Keyword stuffing is creating unnatural, unhelpful, and sometimes unpleasant content to match the keywords you would like to appear in search results for. Google explains keyword stuffing as:
- “Lists of phone numbers without substantial added value.
- Blocks of text listing cities and states a web page is trying to rank for
- Repeating the same words or phrases so often that it sounds unnatural.”
Simply make sure that your content serves a purpose and is well written to avoid this black hat SEO cheat.
Poorly Written or Stolen Content
Similar to the point above, Google and other search engines will rank you according to the calibre of your website content. If your website is full of typos, misspelled words, or doesn’t read naturally, you may be penalised. You may also be penalised if your website content is not original, for example if you copied it from another website.
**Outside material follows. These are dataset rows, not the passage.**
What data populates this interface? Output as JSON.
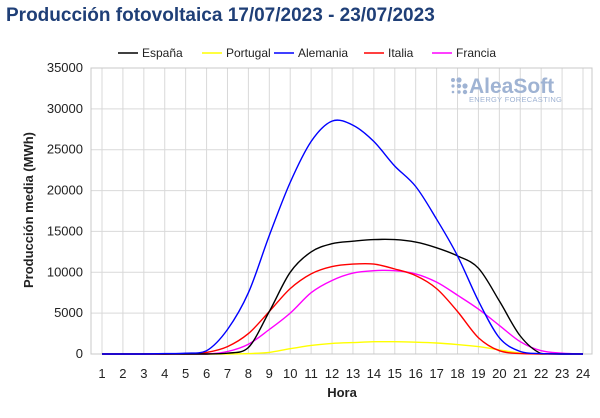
{
  "chart_data": {
    "type": "line",
    "title": "Producción fotovoltaica 17/07/2023 - 23/07/2023",
    "xlabel": "Hora",
    "ylabel": "Producción media (MWh)",
    "x": [
      1,
      2,
      3,
      4,
      5,
      6,
      7,
      8,
      9,
      10,
      11,
      12,
      13,
      14,
      15,
      16,
      17,
      18,
      19,
      20,
      21,
      22,
      23,
      24
    ],
    "xlim": [
      1,
      24
    ],
    "ylim": [
      0,
      35000
    ],
    "yticks": [
      "0",
      "5000",
      "10000",
      "15000",
      "20000",
      "25000",
      "30000",
      "35000"
    ],
    "grid": true,
    "legend_position": "top",
    "series": [
      {
        "name": "España",
        "color": "#000000",
        "values": [
          0,
          0,
          0,
          0,
          0,
          0,
          100,
          800,
          5200,
          10000,
          12500,
          13500,
          13800,
          14000,
          14000,
          13700,
          13000,
          12000,
          10500,
          6500,
          2200,
          50,
          0,
          0
        ]
      },
      {
        "name": "Portugal",
        "color": "#ffff00",
        "values": [
          0,
          0,
          0,
          0,
          0,
          0,
          0,
          50,
          200,
          650,
          1050,
          1300,
          1400,
          1500,
          1500,
          1450,
          1350,
          1150,
          900,
          500,
          100,
          0,
          0,
          0
        ]
      },
      {
        "name": "Alemania",
        "color": "#0000ff",
        "values": [
          0,
          0,
          0,
          50,
          100,
          400,
          3000,
          7500,
          14500,
          21000,
          26000,
          28500,
          28000,
          26000,
          23000,
          20500,
          16500,
          12000,
          6500,
          2000,
          300,
          50,
          0,
          0
        ]
      },
      {
        "name": "Italia",
        "color": "#ff0000",
        "values": [
          0,
          0,
          0,
          0,
          50,
          200,
          900,
          2500,
          5200,
          8000,
          9800,
          10700,
          11000,
          11000,
          10400,
          9600,
          8000,
          5200,
          2000,
          400,
          50,
          0,
          0,
          0
        ]
      },
      {
        "name": "Francia",
        "color": "#ff00ff",
        "values": [
          0,
          0,
          0,
          0,
          0,
          0,
          300,
          1200,
          3000,
          5000,
          7500,
          9000,
          9900,
          10200,
          10200,
          9800,
          8800,
          7200,
          5500,
          3500,
          1500,
          400,
          100,
          0
        ]
      }
    ]
  },
  "logo": {
    "name": "AleaSoft",
    "tagline": "ENERGY FORECASTING",
    "icon": "dots-icon"
  }
}
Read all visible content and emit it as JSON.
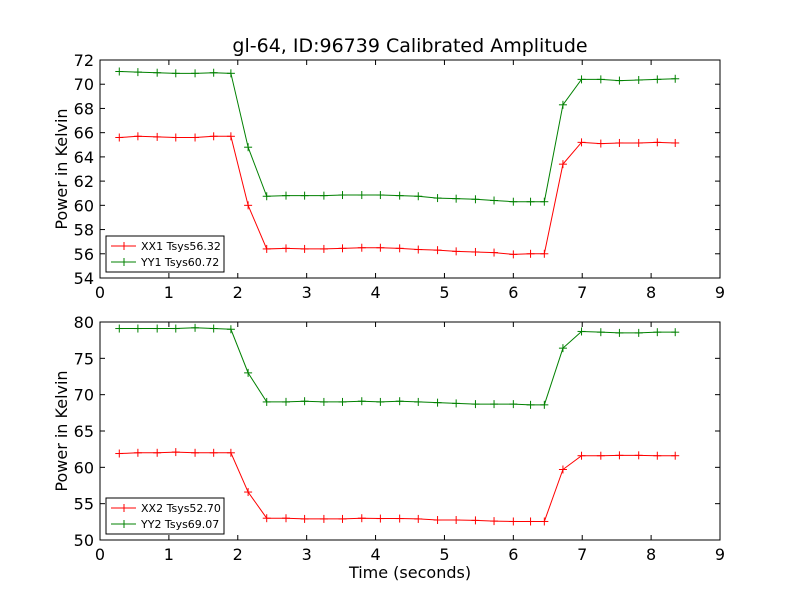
{
  "figure_title": "gl-64, ID:96739 Calibrated Amplitude",
  "colors": {
    "red": "#ff0000",
    "green": "#008000"
  },
  "chart_data": [
    {
      "type": "line",
      "title": "gl-64, ID:96739 Calibrated Amplitude",
      "xlabel": "",
      "ylabel": "Power in Kelvin",
      "xlim": [
        0,
        9
      ],
      "ylim": [
        54,
        72
      ],
      "xticks": [
        0,
        1,
        2,
        3,
        4,
        5,
        6,
        7,
        8,
        9
      ],
      "yticks": [
        54,
        56,
        58,
        60,
        62,
        64,
        66,
        68,
        70,
        72
      ],
      "grid": false,
      "legend_position": "bottom-left",
      "x": [
        0.28,
        0.55,
        0.83,
        1.1,
        1.38,
        1.65,
        1.9,
        2.15,
        2.42,
        2.7,
        2.97,
        3.25,
        3.52,
        3.8,
        4.07,
        4.35,
        4.62,
        4.9,
        5.17,
        5.45,
        5.72,
        6.0,
        6.25,
        6.45,
        6.72,
        6.99,
        7.27,
        7.54,
        7.82,
        8.09,
        8.35
      ],
      "series": [
        {
          "name": "XX1 Tsys56.32",
          "color": "#ff0000",
          "values": [
            65.6,
            65.7,
            65.65,
            65.6,
            65.6,
            65.7,
            65.7,
            60.0,
            56.4,
            56.45,
            56.4,
            56.4,
            56.45,
            56.5,
            56.5,
            56.45,
            56.35,
            56.3,
            56.2,
            56.15,
            56.1,
            55.95,
            56.0,
            56.0,
            63.4,
            65.2,
            65.1,
            65.15,
            65.15,
            65.2,
            65.15
          ]
        },
        {
          "name": "YY1 Tsys60.72",
          "color": "#008000",
          "values": [
            71.05,
            71.0,
            70.95,
            70.9,
            70.9,
            70.95,
            70.9,
            64.8,
            60.75,
            60.8,
            60.8,
            60.8,
            60.85,
            60.85,
            60.85,
            60.8,
            60.75,
            60.6,
            60.55,
            60.5,
            60.4,
            60.3,
            60.3,
            60.3,
            68.3,
            70.4,
            70.4,
            70.3,
            70.35,
            70.4,
            70.45
          ]
        }
      ]
    },
    {
      "type": "line",
      "title": "",
      "xlabel": "Time (seconds)",
      "ylabel": "Power in Kelvin",
      "xlim": [
        0,
        9
      ],
      "ylim": [
        50,
        80
      ],
      "xticks": [
        0,
        1,
        2,
        3,
        4,
        5,
        6,
        7,
        8,
        9
      ],
      "yticks": [
        50,
        55,
        60,
        65,
        70,
        75,
        80
      ],
      "grid": false,
      "legend_position": "bottom-left",
      "x": [
        0.28,
        0.55,
        0.83,
        1.1,
        1.38,
        1.65,
        1.9,
        2.15,
        2.42,
        2.7,
        2.97,
        3.25,
        3.52,
        3.8,
        4.07,
        4.35,
        4.62,
        4.9,
        5.17,
        5.45,
        5.72,
        6.0,
        6.25,
        6.45,
        6.72,
        6.99,
        7.27,
        7.54,
        7.82,
        8.09,
        8.35
      ],
      "series": [
        {
          "name": "XX2 Tsys52.70",
          "color": "#ff0000",
          "values": [
            61.9,
            62.0,
            62.0,
            62.1,
            62.0,
            62.0,
            62.0,
            56.6,
            53.0,
            53.0,
            52.9,
            52.9,
            52.9,
            53.0,
            52.95,
            52.95,
            52.9,
            52.75,
            52.75,
            52.7,
            52.6,
            52.55,
            52.55,
            52.55,
            59.7,
            61.6,
            61.6,
            61.65,
            61.65,
            61.6,
            61.6
          ]
        },
        {
          "name": "YY2 Tsys69.07",
          "color": "#008000",
          "values": [
            79.1,
            79.1,
            79.1,
            79.1,
            79.2,
            79.1,
            79.0,
            73.0,
            69.0,
            69.0,
            69.1,
            69.0,
            69.0,
            69.1,
            69.0,
            69.1,
            69.0,
            68.9,
            68.8,
            68.7,
            68.7,
            68.7,
            68.6,
            68.6,
            76.4,
            78.7,
            78.6,
            78.5,
            78.5,
            78.6,
            78.6
          ]
        }
      ]
    }
  ]
}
Redirects are the practice of sending website visitors to sites other than the URL they are expecting. Black hat SEO includes using redirects outside of the usual purposes. Often, redirects will begin with a highly ranked page with multiple links to irrelevant pages to boost the position of the irrelevant pages in search results.
Much like the title suggests, this black hat SEO move includes leaving your website link in blog comments, even when there is no cause for it. Fortunately, most search engines no longer crawl blog comment sections so this black hat technique no longer holds any appeal or benefit. Nevertheless, you will still find your blog comments stuffed with comments and links if you don’t have a proper spam filter in place.
What happens if you receive an SEO penalty?
Black hat SEO is not illegal and you won’t face any significant charges or fees. However, if you are caught violating search engine rules, you will most likely be penalised for a specific period of time by way of a Google-imposed drop in traffic, thereby leading to reduced performance in SEO ranking. To learn more about search engine rules and how to avoid them, be sure to have a look at Google’s Webmaster Guidelines. Interestingly enough, even Google has broken its own rules in the past.
According to HubSpot, Google included a follow link in a Google Chrome sponsored post, violating their own SEO black hat rules since the link was sponsored content paid for by the company. As a result, the Google webspam team penalised Google Chrome with lower page ranking for 60 days and the black mark on their search record resulted in a lower ranking for the term “browser”.